Hoje, pelo menos no caso brasileiro, fez parte de uma elaborada estratégia de dissuasão: confundir a opinião pública com a polarização política que impediu qualquer debate racional – que se materializou na ausência de debates no segundo turno, enquanto o candidato líder das pesquisas eleitorais alimentava facetas da personalidade autoritária das maiorias silenciosas (o anti-comunismo e anti-petismo histérico, “caneladas” para criar dissonância cognitiva, conservadorismo sexual etc.) nas redes sociais, principalmente WhatsApp.
Apesar do sucesso das diversas primaveras pelo mundo usando redes sociais para criar Revoluções Populares Híbridas (RPH – sobre esse conceito, clique aqui), no Brasil havia um problema: historicamente, sempre a direita foi ruim de voto.

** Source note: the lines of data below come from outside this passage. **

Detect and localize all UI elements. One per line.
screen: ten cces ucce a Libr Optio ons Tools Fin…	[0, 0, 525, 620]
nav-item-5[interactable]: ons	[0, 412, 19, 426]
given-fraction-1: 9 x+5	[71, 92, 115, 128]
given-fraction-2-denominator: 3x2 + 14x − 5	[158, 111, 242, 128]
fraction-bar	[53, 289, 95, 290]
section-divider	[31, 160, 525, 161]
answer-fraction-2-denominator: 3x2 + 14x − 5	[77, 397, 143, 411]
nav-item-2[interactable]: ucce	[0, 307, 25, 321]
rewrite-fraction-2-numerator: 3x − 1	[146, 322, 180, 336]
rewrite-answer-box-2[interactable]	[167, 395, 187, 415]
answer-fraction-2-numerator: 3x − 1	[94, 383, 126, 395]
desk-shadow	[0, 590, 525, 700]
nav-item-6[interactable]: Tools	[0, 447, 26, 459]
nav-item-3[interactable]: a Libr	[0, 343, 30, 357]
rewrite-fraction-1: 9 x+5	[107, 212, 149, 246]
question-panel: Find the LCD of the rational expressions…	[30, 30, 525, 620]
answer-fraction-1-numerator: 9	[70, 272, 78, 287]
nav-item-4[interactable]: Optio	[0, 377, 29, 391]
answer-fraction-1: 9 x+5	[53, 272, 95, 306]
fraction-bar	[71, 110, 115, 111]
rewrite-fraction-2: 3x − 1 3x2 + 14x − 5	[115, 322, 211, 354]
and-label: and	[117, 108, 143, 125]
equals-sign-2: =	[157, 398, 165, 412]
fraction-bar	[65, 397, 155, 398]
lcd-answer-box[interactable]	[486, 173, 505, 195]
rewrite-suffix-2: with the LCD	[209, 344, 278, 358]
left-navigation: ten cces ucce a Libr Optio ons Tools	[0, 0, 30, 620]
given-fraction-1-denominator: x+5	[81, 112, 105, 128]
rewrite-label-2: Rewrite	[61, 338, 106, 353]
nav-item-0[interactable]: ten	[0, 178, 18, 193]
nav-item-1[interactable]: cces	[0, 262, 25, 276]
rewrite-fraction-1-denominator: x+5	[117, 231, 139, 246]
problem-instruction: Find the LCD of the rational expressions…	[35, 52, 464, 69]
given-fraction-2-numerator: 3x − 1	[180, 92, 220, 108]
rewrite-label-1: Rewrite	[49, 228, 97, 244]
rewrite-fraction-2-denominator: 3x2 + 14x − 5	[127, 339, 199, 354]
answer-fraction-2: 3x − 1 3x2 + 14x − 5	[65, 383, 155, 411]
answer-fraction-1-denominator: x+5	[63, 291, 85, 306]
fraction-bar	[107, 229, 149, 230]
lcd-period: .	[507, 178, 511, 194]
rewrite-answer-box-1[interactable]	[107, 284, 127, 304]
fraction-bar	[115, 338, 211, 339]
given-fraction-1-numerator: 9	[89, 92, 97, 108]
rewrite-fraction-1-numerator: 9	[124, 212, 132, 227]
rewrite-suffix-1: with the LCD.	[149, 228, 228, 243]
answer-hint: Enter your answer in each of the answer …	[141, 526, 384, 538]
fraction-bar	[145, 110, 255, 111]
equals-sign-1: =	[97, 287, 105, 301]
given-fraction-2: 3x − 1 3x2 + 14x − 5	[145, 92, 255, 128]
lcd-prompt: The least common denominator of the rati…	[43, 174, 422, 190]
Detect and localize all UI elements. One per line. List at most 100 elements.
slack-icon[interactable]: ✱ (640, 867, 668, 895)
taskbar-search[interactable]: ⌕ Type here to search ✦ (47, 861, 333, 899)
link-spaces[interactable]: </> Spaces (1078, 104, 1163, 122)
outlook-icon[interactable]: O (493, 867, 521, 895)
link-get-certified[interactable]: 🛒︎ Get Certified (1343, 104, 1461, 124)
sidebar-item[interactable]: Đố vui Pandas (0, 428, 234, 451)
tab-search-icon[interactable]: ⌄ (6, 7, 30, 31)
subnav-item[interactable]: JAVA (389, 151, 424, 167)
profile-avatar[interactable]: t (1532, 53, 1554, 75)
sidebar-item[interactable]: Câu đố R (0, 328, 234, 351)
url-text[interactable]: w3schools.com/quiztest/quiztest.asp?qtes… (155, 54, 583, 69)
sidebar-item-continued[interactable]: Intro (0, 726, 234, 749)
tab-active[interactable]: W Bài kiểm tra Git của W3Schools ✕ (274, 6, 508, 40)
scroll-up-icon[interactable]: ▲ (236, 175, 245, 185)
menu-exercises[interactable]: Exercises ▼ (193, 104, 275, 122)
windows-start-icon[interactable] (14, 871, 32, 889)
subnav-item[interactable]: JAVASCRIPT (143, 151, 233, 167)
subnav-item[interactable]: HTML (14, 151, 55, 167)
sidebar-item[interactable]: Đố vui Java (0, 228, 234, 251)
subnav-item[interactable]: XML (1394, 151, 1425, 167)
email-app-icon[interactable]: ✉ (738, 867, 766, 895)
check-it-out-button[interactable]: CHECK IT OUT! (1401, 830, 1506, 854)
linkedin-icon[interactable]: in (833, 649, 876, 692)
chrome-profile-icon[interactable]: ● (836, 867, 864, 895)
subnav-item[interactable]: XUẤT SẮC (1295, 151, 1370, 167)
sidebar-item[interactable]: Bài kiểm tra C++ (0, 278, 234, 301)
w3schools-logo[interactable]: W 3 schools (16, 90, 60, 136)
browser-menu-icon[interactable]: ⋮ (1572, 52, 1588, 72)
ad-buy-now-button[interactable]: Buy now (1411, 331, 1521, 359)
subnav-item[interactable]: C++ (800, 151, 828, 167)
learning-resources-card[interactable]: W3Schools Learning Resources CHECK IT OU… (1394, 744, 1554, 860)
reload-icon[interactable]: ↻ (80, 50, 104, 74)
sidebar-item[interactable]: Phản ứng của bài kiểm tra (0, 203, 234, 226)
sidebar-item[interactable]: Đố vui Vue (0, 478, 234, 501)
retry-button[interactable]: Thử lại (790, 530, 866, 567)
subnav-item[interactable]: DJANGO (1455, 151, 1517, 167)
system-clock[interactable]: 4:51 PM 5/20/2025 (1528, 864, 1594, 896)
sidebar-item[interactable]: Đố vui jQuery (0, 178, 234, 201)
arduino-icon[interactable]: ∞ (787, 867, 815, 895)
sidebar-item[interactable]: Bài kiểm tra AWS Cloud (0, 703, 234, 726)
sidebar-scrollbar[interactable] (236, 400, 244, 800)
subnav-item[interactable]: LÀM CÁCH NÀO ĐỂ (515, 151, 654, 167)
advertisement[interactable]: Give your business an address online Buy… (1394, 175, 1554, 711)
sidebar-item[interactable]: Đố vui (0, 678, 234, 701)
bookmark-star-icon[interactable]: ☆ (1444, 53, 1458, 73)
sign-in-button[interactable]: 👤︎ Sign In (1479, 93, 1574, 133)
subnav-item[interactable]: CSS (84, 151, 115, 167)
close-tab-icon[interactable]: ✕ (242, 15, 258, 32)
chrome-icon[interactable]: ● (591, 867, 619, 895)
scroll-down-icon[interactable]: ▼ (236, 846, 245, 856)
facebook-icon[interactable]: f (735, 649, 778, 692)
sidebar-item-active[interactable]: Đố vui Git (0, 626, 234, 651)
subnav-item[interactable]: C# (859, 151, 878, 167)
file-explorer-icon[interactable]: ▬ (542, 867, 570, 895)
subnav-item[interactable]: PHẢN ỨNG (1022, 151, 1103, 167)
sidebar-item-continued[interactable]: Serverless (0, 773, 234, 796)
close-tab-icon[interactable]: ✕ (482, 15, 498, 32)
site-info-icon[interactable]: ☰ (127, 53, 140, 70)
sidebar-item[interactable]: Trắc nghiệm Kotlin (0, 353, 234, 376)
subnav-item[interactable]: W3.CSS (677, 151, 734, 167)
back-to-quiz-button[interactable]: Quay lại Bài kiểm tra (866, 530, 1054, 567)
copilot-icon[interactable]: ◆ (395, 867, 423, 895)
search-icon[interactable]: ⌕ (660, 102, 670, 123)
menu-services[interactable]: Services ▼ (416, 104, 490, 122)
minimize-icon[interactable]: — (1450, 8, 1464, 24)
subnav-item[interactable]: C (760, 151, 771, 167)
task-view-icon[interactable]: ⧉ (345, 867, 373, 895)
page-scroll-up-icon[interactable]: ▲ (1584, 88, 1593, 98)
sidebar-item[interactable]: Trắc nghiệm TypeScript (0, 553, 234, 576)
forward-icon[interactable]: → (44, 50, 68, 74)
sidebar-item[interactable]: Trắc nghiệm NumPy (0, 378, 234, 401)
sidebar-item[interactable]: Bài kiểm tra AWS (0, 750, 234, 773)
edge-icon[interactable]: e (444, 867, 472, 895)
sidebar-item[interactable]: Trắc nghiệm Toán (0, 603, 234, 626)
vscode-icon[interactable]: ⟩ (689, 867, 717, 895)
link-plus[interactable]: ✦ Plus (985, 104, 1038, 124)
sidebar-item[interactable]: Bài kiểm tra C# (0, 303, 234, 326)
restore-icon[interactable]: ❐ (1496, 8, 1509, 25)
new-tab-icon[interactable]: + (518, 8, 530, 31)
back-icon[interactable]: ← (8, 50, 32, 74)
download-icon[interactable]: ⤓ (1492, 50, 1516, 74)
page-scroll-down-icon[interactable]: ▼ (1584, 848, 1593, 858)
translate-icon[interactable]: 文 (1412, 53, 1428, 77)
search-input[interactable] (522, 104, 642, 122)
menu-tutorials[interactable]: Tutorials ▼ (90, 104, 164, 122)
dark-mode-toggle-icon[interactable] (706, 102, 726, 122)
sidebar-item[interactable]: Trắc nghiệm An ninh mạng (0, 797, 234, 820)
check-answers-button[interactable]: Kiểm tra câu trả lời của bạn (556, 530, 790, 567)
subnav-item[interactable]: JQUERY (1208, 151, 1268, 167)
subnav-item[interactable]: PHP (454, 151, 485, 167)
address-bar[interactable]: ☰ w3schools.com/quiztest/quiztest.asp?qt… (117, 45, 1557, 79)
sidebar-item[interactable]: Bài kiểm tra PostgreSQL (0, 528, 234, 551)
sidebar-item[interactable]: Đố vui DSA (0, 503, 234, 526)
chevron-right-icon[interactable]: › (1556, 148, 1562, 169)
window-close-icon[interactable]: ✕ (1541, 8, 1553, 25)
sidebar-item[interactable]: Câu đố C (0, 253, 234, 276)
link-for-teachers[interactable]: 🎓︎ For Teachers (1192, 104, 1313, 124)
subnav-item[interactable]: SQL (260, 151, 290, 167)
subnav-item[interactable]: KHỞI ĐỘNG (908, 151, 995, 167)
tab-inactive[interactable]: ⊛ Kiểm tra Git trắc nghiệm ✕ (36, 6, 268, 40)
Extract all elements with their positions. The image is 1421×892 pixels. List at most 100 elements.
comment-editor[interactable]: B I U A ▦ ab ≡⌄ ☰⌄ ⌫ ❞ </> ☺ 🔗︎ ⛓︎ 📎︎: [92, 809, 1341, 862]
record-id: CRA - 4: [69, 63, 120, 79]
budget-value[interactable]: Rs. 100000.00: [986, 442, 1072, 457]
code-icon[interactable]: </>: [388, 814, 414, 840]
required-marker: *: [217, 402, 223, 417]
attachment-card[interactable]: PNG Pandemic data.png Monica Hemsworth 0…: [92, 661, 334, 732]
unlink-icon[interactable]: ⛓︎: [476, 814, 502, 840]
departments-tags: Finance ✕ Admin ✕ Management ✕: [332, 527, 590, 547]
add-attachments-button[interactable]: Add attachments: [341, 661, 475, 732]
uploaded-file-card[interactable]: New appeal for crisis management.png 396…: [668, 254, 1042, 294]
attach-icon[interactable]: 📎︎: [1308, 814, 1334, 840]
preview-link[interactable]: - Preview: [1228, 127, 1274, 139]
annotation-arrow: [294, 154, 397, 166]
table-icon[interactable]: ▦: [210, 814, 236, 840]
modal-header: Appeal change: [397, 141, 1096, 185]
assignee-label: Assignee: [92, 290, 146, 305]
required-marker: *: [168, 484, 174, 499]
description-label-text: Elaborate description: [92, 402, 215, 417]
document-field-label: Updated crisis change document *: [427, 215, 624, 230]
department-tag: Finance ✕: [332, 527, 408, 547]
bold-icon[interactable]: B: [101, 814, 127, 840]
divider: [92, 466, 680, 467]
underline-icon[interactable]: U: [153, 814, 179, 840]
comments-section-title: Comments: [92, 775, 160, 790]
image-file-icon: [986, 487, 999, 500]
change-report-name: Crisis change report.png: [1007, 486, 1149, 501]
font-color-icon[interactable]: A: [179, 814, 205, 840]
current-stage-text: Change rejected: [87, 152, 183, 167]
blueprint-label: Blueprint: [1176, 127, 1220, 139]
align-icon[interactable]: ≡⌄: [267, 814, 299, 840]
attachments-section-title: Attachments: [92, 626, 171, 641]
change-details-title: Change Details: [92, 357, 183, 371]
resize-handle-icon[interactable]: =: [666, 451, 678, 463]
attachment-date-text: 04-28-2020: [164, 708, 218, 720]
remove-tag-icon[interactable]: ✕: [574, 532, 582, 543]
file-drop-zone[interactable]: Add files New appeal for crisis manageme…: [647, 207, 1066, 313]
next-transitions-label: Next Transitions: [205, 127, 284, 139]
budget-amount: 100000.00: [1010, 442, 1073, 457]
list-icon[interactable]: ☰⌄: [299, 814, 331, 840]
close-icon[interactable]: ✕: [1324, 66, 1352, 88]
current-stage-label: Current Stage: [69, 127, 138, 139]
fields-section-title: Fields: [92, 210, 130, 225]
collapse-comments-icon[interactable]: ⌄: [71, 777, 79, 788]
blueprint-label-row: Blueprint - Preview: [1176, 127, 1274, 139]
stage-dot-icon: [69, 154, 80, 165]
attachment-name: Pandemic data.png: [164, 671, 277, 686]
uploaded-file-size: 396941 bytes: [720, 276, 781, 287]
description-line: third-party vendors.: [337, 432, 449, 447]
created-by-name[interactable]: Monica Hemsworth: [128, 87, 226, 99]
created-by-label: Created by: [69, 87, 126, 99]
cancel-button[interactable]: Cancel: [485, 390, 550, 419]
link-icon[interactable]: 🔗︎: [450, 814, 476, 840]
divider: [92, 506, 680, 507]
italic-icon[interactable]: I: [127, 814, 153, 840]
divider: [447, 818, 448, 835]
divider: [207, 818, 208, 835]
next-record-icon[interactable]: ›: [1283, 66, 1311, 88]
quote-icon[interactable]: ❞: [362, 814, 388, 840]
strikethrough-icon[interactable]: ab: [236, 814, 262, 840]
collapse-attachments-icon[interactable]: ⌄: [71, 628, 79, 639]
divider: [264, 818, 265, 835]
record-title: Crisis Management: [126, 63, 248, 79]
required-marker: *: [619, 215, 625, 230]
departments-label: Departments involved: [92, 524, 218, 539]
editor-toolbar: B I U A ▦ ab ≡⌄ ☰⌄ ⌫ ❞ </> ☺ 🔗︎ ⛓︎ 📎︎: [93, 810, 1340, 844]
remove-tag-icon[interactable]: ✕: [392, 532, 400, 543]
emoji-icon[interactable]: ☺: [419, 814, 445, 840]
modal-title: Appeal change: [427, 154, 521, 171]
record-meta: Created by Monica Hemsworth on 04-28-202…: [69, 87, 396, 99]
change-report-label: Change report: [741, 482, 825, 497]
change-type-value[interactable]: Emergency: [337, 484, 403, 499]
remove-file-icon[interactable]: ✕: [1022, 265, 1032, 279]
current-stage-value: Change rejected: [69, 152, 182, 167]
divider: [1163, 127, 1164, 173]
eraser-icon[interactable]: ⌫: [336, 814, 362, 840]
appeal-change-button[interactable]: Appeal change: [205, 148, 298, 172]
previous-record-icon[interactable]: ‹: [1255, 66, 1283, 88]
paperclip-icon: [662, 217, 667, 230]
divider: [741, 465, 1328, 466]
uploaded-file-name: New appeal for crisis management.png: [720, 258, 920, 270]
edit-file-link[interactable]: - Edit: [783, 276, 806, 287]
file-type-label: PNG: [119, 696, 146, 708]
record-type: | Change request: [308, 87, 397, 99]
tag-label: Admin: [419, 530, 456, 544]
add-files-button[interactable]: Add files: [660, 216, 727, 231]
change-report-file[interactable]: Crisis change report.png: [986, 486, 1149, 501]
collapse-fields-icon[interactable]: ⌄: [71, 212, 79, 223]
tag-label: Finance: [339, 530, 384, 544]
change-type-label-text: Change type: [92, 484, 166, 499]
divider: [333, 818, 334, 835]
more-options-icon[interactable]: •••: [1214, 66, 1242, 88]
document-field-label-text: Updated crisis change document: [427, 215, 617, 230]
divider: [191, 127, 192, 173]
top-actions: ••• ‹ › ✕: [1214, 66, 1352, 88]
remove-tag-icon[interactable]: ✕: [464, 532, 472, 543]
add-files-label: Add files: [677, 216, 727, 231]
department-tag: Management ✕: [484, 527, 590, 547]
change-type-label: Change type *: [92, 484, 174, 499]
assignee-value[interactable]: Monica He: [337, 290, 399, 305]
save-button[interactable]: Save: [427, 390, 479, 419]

Com a sua agenda política alinhada aos EUA e programas econômicos baseados no liberalismo selvagem que qualifica políticas sociais como “populistas”, a direita apenas conseguiu chegar ao Estado sempre por meio do golpe militar ou político.
Como criar uma RPH se a legitimação final dessa “revolução” através do voto seria improvável, a partir do momento que fosse colocada a plataforma neoliberal em debate? Privatizações e extinção de estatais estratégicas, entrega das riquezas nacionais e enxugamento das finanças às expensas das políticas públicas e seguridade social não é exatamente um conjunto de medidas fácil para ser colocado de forma franca em uma mesa de debates.
Para problemas complexos, soluções simples: então, porque não suspender qualquer tipo de debate, e no lugar incitar a verdadeira síndrome psíquica autoritária brasileira para tornar a atmosfera política densa? Os dados sócio-psicológicos já estavam dados. Por exemplo, na overdose de farmácias e igrejas neopentecostais no Brasil (nas periferias urbanas praticamente ambas em cada quarteirão) são evidentes indícios da doença física e psíquica que acomete o cotidiano brasileiro.